Nama Anakku 'Bento.' Usianya kira-kira lima belas tahun. Sekarang ia duduk di kelas 3 SMP dan sebentar lagi masuk SMU. Dia adalah anak laki-lakiku satu-satunya, tumpuan harapanku kelak jika aku sudah menginjak tua. Sengaja ia kunamai 'Bento,' aku berharap nasibnya bisa semujur Bento, Si Ganteng, penghuni real estate dan bermobil banyak itu. Aku berharap, kelak anakku Bento menjadi orang kaya.
Pada awalnya, aku ingin ia menjadi pengusaha, penguasa atau tukang politik.
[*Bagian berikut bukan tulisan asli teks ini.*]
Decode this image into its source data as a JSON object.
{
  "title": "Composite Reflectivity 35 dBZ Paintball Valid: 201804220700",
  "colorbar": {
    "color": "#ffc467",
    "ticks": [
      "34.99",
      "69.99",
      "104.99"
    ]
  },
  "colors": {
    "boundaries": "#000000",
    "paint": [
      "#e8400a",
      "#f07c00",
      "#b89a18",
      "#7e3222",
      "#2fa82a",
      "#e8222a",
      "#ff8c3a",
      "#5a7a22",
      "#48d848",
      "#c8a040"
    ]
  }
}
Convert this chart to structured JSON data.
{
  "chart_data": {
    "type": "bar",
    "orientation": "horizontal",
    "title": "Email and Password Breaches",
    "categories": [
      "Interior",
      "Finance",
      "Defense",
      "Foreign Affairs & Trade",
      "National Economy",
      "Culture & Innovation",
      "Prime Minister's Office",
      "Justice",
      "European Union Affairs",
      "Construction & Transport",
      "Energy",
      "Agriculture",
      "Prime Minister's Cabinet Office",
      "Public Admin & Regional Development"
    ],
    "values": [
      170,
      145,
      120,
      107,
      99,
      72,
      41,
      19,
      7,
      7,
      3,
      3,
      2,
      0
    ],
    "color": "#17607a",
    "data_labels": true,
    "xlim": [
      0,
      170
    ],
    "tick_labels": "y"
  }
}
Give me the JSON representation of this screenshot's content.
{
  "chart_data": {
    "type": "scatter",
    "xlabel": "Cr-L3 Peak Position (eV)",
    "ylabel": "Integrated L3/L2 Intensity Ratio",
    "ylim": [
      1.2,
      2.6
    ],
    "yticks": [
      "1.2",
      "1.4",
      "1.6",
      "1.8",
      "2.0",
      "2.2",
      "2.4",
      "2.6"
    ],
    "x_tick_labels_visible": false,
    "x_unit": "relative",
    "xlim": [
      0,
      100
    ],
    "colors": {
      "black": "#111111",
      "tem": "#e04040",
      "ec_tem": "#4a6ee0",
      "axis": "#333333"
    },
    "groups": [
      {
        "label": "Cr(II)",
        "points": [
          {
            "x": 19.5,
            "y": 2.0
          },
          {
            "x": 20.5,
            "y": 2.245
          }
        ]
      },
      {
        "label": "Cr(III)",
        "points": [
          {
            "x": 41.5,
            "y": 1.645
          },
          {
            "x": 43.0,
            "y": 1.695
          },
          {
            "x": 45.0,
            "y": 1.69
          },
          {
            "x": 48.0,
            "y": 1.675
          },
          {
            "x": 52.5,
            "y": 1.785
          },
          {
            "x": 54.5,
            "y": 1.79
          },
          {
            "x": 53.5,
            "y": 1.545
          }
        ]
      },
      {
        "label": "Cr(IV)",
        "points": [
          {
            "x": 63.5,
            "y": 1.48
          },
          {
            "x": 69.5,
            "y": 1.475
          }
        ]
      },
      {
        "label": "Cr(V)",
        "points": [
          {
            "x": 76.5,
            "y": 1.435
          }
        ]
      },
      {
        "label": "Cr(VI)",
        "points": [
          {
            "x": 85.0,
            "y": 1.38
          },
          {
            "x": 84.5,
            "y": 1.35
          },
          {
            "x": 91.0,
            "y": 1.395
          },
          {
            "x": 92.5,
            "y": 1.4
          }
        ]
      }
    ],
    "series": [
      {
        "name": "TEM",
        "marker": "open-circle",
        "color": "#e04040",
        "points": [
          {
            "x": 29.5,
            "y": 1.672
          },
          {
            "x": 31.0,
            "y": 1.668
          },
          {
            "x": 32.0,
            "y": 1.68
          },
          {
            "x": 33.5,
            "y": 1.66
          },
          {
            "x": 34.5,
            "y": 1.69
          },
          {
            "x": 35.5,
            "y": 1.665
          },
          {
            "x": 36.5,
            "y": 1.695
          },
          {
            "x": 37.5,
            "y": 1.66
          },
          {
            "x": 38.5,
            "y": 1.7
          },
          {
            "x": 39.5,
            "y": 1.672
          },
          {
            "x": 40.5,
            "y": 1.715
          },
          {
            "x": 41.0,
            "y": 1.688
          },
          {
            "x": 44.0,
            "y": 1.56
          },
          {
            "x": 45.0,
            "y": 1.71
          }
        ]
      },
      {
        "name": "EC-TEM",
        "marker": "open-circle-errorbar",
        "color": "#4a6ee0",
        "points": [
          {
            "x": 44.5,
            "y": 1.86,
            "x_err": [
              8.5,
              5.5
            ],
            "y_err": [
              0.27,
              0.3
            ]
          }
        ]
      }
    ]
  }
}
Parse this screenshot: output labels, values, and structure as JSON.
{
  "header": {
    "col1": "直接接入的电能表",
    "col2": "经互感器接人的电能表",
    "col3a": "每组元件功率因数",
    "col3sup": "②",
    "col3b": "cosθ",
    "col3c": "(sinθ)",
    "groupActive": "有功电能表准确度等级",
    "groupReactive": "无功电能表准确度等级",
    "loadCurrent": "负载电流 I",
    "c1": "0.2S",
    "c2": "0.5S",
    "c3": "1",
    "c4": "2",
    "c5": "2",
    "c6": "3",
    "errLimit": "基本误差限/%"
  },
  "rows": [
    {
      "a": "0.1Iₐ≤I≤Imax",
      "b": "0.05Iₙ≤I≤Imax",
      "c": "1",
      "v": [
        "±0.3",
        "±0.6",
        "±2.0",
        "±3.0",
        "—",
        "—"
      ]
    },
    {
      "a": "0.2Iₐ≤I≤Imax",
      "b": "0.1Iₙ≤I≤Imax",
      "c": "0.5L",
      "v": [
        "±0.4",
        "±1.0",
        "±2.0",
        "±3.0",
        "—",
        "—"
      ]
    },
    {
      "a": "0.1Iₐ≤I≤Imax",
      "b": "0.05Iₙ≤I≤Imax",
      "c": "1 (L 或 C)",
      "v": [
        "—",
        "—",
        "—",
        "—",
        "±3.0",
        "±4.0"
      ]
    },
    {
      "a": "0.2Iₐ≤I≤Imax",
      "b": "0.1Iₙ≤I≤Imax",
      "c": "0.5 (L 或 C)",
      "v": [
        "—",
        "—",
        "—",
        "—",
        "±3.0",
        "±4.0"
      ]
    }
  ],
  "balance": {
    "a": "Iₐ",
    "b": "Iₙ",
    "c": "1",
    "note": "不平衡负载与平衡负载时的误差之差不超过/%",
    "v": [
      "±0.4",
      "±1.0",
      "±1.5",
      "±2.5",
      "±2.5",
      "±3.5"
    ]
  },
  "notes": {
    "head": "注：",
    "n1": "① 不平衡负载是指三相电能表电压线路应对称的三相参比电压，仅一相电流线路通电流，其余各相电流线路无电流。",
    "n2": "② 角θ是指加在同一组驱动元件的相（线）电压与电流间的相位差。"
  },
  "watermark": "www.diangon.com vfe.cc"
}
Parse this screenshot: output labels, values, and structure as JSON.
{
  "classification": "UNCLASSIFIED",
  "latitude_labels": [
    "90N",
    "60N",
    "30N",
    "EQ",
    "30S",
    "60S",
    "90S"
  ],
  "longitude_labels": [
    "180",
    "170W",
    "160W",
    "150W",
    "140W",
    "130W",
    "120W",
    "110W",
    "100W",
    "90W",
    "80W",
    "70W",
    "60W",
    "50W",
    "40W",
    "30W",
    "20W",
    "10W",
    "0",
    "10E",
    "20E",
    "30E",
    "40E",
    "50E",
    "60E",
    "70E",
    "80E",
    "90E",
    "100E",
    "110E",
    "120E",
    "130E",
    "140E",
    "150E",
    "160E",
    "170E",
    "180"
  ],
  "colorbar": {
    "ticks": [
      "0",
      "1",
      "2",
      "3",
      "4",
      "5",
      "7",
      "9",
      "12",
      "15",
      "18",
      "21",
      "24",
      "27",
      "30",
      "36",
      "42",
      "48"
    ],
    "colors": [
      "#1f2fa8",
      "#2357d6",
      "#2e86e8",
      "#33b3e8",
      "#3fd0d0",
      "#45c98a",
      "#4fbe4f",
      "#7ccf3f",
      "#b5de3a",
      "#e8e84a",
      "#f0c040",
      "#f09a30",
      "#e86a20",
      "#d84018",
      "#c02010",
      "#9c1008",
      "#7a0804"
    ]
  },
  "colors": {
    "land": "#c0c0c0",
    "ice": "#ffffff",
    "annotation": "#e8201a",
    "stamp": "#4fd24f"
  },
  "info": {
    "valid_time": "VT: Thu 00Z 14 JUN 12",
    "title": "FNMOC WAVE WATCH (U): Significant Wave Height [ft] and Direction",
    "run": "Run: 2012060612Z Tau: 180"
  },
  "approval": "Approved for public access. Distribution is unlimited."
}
Boleh juga kalau mujur ia menjadi artis, atau penyanyi sekelas Guru Rohaniku, Iwan Fals, pemilik sesungguhnya dari nama Bento.
Aku berencana menyekolahkan Bento ke SMA dan kemudian kuliah di Jurusan Tekhnik Sipil. Namun rencana itu kandas karena anakku Bento malah terobsesi menjadi Ustadz. Ia meronta-ronta meminta selepas tamat SMP dimasukkan ke pesantren. Berkunang-kunang kepalaku dibuatnya. Aku tidak habis pikir, kenapa anakku ini tiba-tiba jadi bego? Kok mau-maunya dia masuk pesantren?
Diam-diam aku menyesal telah mengantarkan ia kepada Ustadz Aminuddin, orang Medan, da'i antar kampung, yang merantau ke Singkel itu. Awalnya aku cuma ingin supaya anakku mengenal dasar-dasar agama sekedarnya. Minimal ia tahu baca Qu'ran dan bisa sholat, biar besok ga repot kalau mau kawin. Namun sepertinya Bento keranjingan mempelajari agama.
Katanya belajar agama lebih mudah daripada pelajaran sekolah. Memang di sekolah nilainya biasa-biasa saja, berbeda dengan mengaji. Ia cukup berprestasi. Bahkan di Surau, dia sudah mampu mengajar Ikro' Lima pada teman-teman yang seumuran dengannya. Ustadz Aminuddin-pun sering datang ke rumah, memuji-muji kemampuan baca Qur'an Bento dan menganjurkan ia untuk dimasukan pesantren.
"Si Bento sepertinya lebih tertarik pelajaran agama," Kata Ustadz Aminuddin suatu hari ketika ia mengunjungi rumahku.
"Lebih baik masukkan saja ia ke pesantren, biar jadi ustadz dia!" Ustadz Aminuddin mengeluarkan logat Medan-nya sambil menyerumput teh hangat yang disuguhkan istriku.
Aku dan istriku senyam-senyum saja mendengar ucapan yang tak masuk akal itu. Aku sudah menduga, dialah biang kekacauan ini. Dialah yang mengompori anakku supaya bersikeras masuk pesantren.
Dari dalam rumah, terdengar suara Bento menedang-nendang pintu kamar. Bento menangis meraung-raung seperti pejuang Irak disekap di Guantanamo. Ia mengamuk seperti kadal lapar, minta dimasukin ke pesantren.
Terlebih lagi, Bento juga sedang terobsesi dengan Ustadz Shomad Lc yang lagi tenar di televisi. Ia tidak pernah melewatkan acara ceramah sang ustadz, di televisi, di android milikinya yang baru kubeli 2 bulan yang lalu sebagai hadiah kelulusan SMP, di VCD-VCD bajakan yang banyak dijual di pasar dan emperan. Ia bahkan hafal beberapa frasa dan logat minang Ustadz Shomad. Dia benar-benar terobsesi.
Setelah Ustadz Aminuddin pamit pulang, Bento kembali memperdengarkan raungannya. Sesekali ia menendang-nendang dinding kamar yang terbuat dari kayu tebal tipis yang tidak rata, sisa kayu olahan. Aku khawatir papan dinding rumahku yang sederhana dan rapuh itu bisa lepas jika diterjang terus menerus.
Aku geram dan berteriak keras. “Ustadz Shomad cuma bisa ceramah!”
Bento membalas teriakanku dengan suara yang lebih keras “Tapi Ustadz juga bisa jadi politisi, yah! Tuangku Guru Bajang adalah Gubernur NTB dua periode! Sekarang ia digadang-gadang menjadi presiden RI menggantikan Jokowi, presiden jagoan Ayah!” Teriak Bento dari Kamarnya.
"Bukan berarti karena ayah gagal menjadi Ustadz, saya tidak boleh jadi Ustadz!" Bento menodongku.
Aku terdiam.
"Sial," Pikirku. "Siapa yang membocorkan rahasia kalau pernah menjadi Ustadz?"